Martin Rowson: If you don’t believe we’re on the eve of destruction…

11:59 pm comment

I don’t know if I’ve ever told you this, but I’m very fond of London Zoo. So fond of it, in fact, that I’ve spent nearly two decades actively involved in its governance and administration, ever since, as a member of a group of rebellious members of the Zoological Society of London, I played a part in an insurrection against the decision, in the early 1990s, to close the place. Well, we won that one. Not only didn’t London Zoo close, but we also succeeded in shifting its whole ethos away from being merely another “visitor attraction” to being a global centre for the conservation of wildlife and the natural world.

So if any of you persist in believing that London Zoo is still an Auschwitz for animals, there solely to provide cheap and cruel thrills for gawping humans, I’d respond by insisting that, on the contrary, it’s more like the apotheosis of welfarism, about protection rather than exploitation.

None of this is necessarily truly “natural”. But again I’d counter arguments against the existence of zoos and in the following ways. Once more, it’s about protection. Any free-market bunny hugger out there (and there are quite a lot of them, believe me) who thinks the animals of London Zoo would be better off liberated from their enclosures should then take a minute or two to count the subsequent road-kill on Baker Street. Because the reason these animals need protection, as well as conservation, is that there’s hardly any “natural” left, entirely thanks to us. Which points to another reason why we both have and need zoos. It’s because of how unnatural we, as a species, have become. We’re sanitised, deracinated and denatured; urban humans, enclosed behind the bars of an infinite number of real and metaphorical concentric cages, yearn for the company of animals. This is partly, I suspect, so that we can make a stab at reconnecting with what we’ve lost.

Anyway, last week I went to a talk at the zoo about “Conservation in the Year 2050”. And it’s not looking good. Most of the world’s fisheries will have been trawled to extinction and what seafood there is will mostly consist of squid and algaeic slime.

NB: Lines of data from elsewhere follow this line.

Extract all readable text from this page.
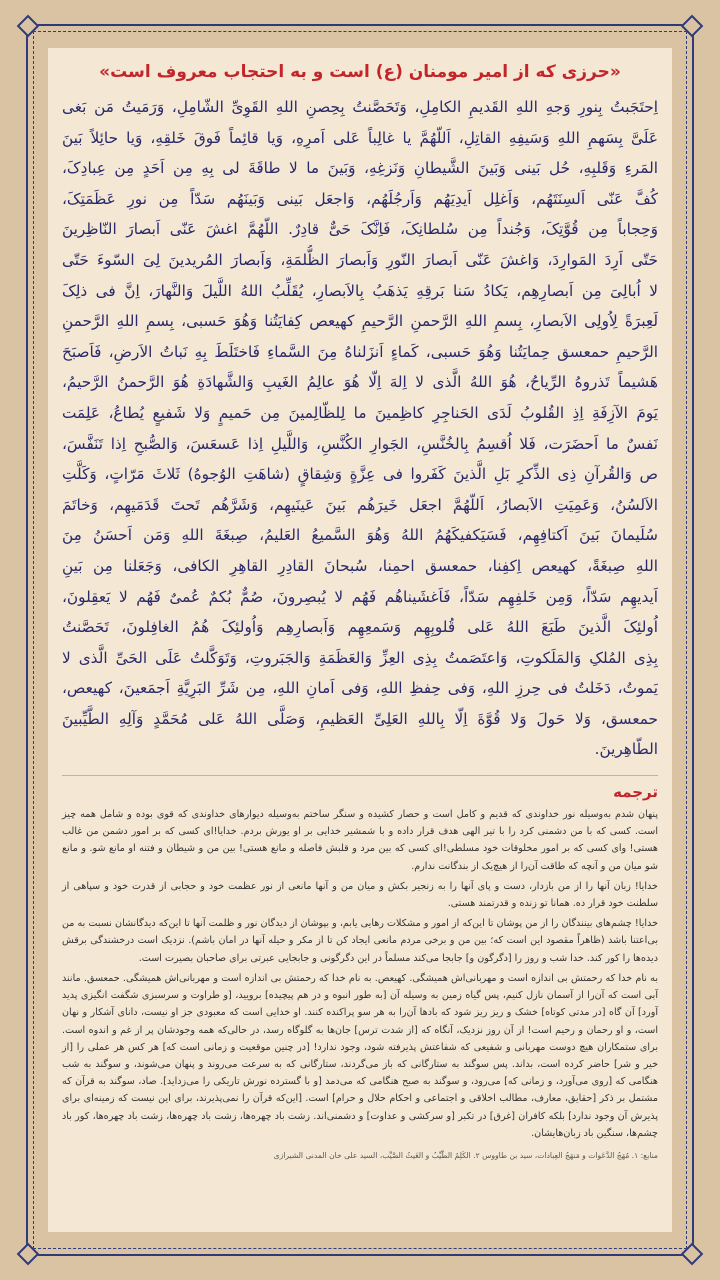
«حرزی که از امیر مومنان (ع) است و به احتجاب معروف است»
اِحتَجَبتُ بِنورِ وَجهِ اللهِ القَدیمِ الکامِلِ، وَتَحَصَّنتُ بِحِصنِ اللهِ القَوِیِّ الشّامِلِ، وَرَمَیتُ مَن بَغی
عَلَیَّ بِسَهمِ اللهِ وَسَیفِهِ القاتِلِ، اَللّهُمَّ یا غالِباً عَلی اَمرِهِ، وَیا قائِماً فَوقَ خَلقِهِ، وَیا حائِلاً بَینَ
المَرءِ وَقَلبِهِ، حُل بَینی وَبَینَ الشَّیطانِ وَنَزغِهِ، وَبَینَ ما لا طاقَةَ لی بِهِ مِن اَحَدٍ مِن عِبادِکَ،
کُفَّ عَنّی اَلسِنَتَهُم، وَاَغلِل اَیدِیَهُم وَاَرجُلَهُم، وَاجعَل بَینی وَبَینَهُم سَدّاً مِن نورِ عَظَمَتِکَ،
وَحِجاباً مِن قُوَّتِکَ، وَجُنداً مِن سُلطانِکَ، فَاِنَّکَ حَیٌّ قادِرٌ. اللّهُمَّ اغشَ عَنّی اَبصارَ النّاظِرینَ
حَتّی اَرِدَ المَوارِدَ، وَاغشَ عَنّی اَبصارَ النّورِ وَاَبصارَ الظُّلمَةِ، وَاَبصارَ المُریدینَ لِیَ السّوءَ حَتّی
لا اُبالِیَ مِن اَبصارِهِم، یَکادُ سَنا بَرقِهِ یَذهَبُ بِالاَبصارِ، یُقَلِّبُ اللهُ اللَّیلَ وَالنَّهارَ، اِنَّ فی ذلِکَ
لَعِبرَةً لِاُولِی الاَبصارِ، بِسمِ اللهِ الرَّحمنِ الرَّحیمِ کهیعص کِفایَتُنا وَهُوَ حَسبی، بِسمِ اللهِ الرَّحمنِ
الرَّحیمِ حمعسق حِمایَتُنا وَهُوَ حَسبی، کَماءٍ اَنزَلناهُ مِنَ السَّماءِ فَاختَلَطَ بِهِ نَباتُ الاَرضِ، فَاَصبَحَ
هَشیماً تَذروهُ الرِّیاحُ، هُوَ اللهُ الَّذی لا اِلهَ اِلّا هُوَ عالِمُ الغَیبِ وَالشَّهادَةِ هُوَ الرَّحمنُ الرَّحیمُ،
یَومَ الآزِفَةِ اِذِ القُلوبُ لَدَی الحَناجِرِ کاظِمینَ ما لِلظّالِمینَ مِن حَمیمٍ وَلا شَفیعٍ یُطاعُ، عَلِمَت
نَفسٌ ما اَحضَرَت، فَلا اُقسِمُ بِالخُنَّسِ، الجَوارِ الکُنَّسِ، وَاللَّیلِ اِذا عَسعَسَ، وَالصُّبحِ اِذا تَنَفَّسَ،
ص وَالقُرآنِ ذِی الذِّکرِ بَلِ الَّذینَ کَفَروا فی عِزَّةٍ وَشِقاقٍ (شاهَتِ الوُجوهُ) ثَلاثَ مَرّاتٍ، وَکَلَّتِ
الاَلسُنُ، وَعَمِیَتِ الاَبصارُ، اَللّهُمَّ اجعَل خَیرَهُم بَینَ عَینَیهِم، وَشَرَّهُم تَحتَ قَدَمَیهِم، وَخاتَمَ
سُلَیمانَ بَینَ اَکتافِهِم، فَسَیَکفیکَهُمُ اللهُ وَهُوَ السَّمیعُ العَلیمُ، صِبغَةَ اللهِ وَمَن اَحسَنُ مِنَ
اللهِ صِبغَةً، کهیعص اِکفِنا، حمعسق احمِنا، سُبحانَ القادِرِ القاهِرِ الکافی، وَجَعَلنا مِن بَینِ
اَیدیهِم سَدّاً، وَمِن خَلفِهِم سَدّاً، فَاَغشَیناهُم فَهُم لا یُبصِرونَ، صُمٌّ بُکمٌ عُمیٌ فَهُم لا یَعقِلونَ،
اُولئِکَ الَّذینَ طَبَعَ اللهُ عَلی قُلوبِهِم وَسَمعِهِم وَاَبصارِهِم وَاُولئِکَ هُمُ الغافِلونَ، تَحَصَّنتُ
بِذِی المُلکِ وَالمَلَکوتِ، وَاعتَصَمتُ بِذِی العِزِّ وَالعَظَمَةِ وَالجَبَروتِ، وَتَوَکَّلتُ عَلَی الحَیِّ الَّذی لا
یَموتُ، دَخَلتُ فی حِرزِ اللهِ، وَفی حِفظِ اللهِ، وَفی اَمانِ اللهِ، مِن شَرِّ البَرِیَّةِ اَجمَعینَ، کهیعص،
حمعسق، وَلا حَولَ وَلا قُوَّةَ اِلّا بِاللهِ العَلِیِّ العَظیمِ، وَصَلَّی اللهُ عَلی مُحَمَّدٍ وَآلِهِ الطَّیِّبینَ
الطّاهِرینَ.
ترجمه

پنهان شدم به‌وسیله نور خداوندی که قدیم و کامل است و حصار کشیده و سنگر ساختم به‌وسیله دیوارهای خداوندی که قوی بوده و شامل همه چیز است. کسی که با من دشمنی کرد را با تیر الهی هدف قرار داده و با شمشیر خدایی بر او یورش بردم. خدایا!ای کسی که بر امور دشمن من غالب هستی! وای کسی که بر امور مخلوقات خود مسلطی!ای کسی که بین مرد و قلبش فاصله و مانع هستی! بین من و شیطان و فتنه او مانع شو. و مانع شو میان من و آنچه که طاقت آن‌را از هیچ‌یک از بندگانت ندارم.

خدایا! زبان آنها را از من بازدار، دست و پای آنها را به زنجیر بکش و میان من و آنها مانعی از نور عظمت خود و حجابی از قدرت خود و سپاهی از سلطنت خود قرار ده. همانا تو زنده و قدرتمند هستی.

خدایا! چشم‌های بینندگان را از من پوشان تا این‌که از امور و مشکلات رهایی یابم، و بپوشان از دیدگان نور و ظلمت آنها تا این‌که دیدگانشان نسبت به من بی‌اعتنا باشد (ظاهراً مقصود این است که؛ بین من و برخی مردم مانعی ایجاد کن تا از مکر و حیله آنها در امان باشم). نزدیک است درخشندگی برقش دیده‌ها را کور کند. خدا شب و روز را [دگرگون و] جابجا می‌کند مسلماً در این دگرگونی و جابجایی عبرتی برای صاحبان بصیرت است.

به نام خدا که رحمتش بی اندازه است و مهربانی‌اش همیشگی. کهیعص. به نام خدا که رحمتش بی اندازه است و مهربانی‌اش همیشگی. حمعسق. مانند آبی است که آن‌را از آسمان نازل کنیم، پس گیاه زمین به وسیله آن [به طور انبوه و در هم پیچیده] برویید، [و طراوت و سرسبزی شگفت انگیزی پدید آورد] آن گاه [در مدتی کوتاه] خشک و ریز ریز شود که بادها آن‌را به هر سو پراکنده کنند. او خدایی است که معبودی جز او نیست، دانای آشکار و نهان است، و او رحمان و رحیم است! از آن روز نزدیک، آنگاه که [از شدت ترس] جان‌ها به گلوگاه رسد، در حالی‌که همه وجودشان پر از غم و اندوه است. برای ستمکاران هیچ دوست مهربانی و شفیعی که شفاعتش پذیرفته شود، وجود ندارد! [در چنین موقعیت و زمانی است که] هر کس هر عملی را [از خیر و شر] حاضر کرده است، بداند. پس سوگند به ستارگانی که باز می‌گردند، ستارگانی که به سرعت می‌روند و پنهان می‌شوند، و سوگند به شب هنگامی که [روی می‌آورد، و زمانی که] می‌رود، و سوگند به صبح هنگامی که می‌دمد [و با گسترده نورش تاریکی را می‌زداید]. صاد، سوگند به قرآن که مشتمل بر ذکر [حقایق، معارف، مطالب اخلاقی و اجتماعی و احکام حلال و حرام] است. [این‌که قرآن را نمی‌پذیرند، برای این نیست که زمینه‌ای برای پذیرش آن وجود ندارد] بلکه کافران [غرق] در تکبر [و سرکشی و عداوت] و دشمنی‌اند. زشت باد چهره‌ها، زشت باد چهره‌ها، زشت باد چهره‌ها، کور باد چشم‌ها، سنگین باد زبان‌هایشان.

منابع: ۱. مُهَجُ الدَّعَوات و مَنهَجُ العِبادات، سید بن طاووس ۲. الکَلِمُ الطَّیِّبُ و الغَیثُ الصَّیِّب، السید علی خان المدنی الشیرازی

The world’s human population will have increased 50 per cent from its current level to nine billion, which will require a consequent doubling in land used for agriculture. That land is currently occupied by virgin rainforest which contains most of the planet’s terrestrial animal and plant species, so they, too, will become extinct, massively reducing Earth’s biodiversity.

A majority of all those new people will live in cities and the demand for fresh water for both them and all the new agriculture will lead, with a horrible inevitability, to massive water shortages and, consequently, water wars. Jordan already has no surface water left. The Himalayan glaciers have already nearly gone, so we won’t just have water wars, but a water nuclear war between India and Pakistan.

And all that happens without even beginning to factor in climate change.

It gets worse. Although nearly all those extra three billion people will be poor and non-white (adding to the one billion of our fellow human beings already living below starvation levels), their suffering will be our fault. That’s because the world remains enthralled to a Western, Anglo-Saxon economic system, itself the narrowest possible model of all possible modes of human and non-human interaction, which is predicated solely on the shortest of short-termism, combining a lust for personal consumption and personal greed. This is reflected in our politics, which is constrained into a tiny arc of a much wider spectrum, where most of our politicians are institutionally blinkered from seeing the bigger picture.

One of the speakers last week was a United Nations economist who showed us a bar chart of global expenditure this year. The US stimulation package was biggest – and about a third bigger than the global arms trade – but that was only about a sixth larger than bankers’ bonuses on Wall Street alone. But the bill for bankers’ bonuses was still 25 per cent bigger than the whole of aid to the non-Western world. So, once more, the most destructive type of short-term greed is literally more valuable than collective human action to help billions of people help themselves out of the kind of poverty that compels them into reproductive cycles which compound their immiseration.

Is there any hope? Not at the moment there isn’t, although I modestly proposed to several other members of the audience afterwards that, if we were serious about wildlife conservation, we should kill all the doctors and then all the farmers, and, after a couple of admittedly turbulent generations, the few remaining bands of hunter-gatherers would live in perfect ecological harmony with the natural world.

I was, of course, being satirical.

My real fear, however, is that in 40 years’ time, and with a straight face, they’ll be calling that kind of thing “modernisation” and “restructuring”…


One Response
  1. Robert :

    Date: October 27, 2009 @ 9:21 pm

    well it you think animals are the same as people in a concentration camp god help us all.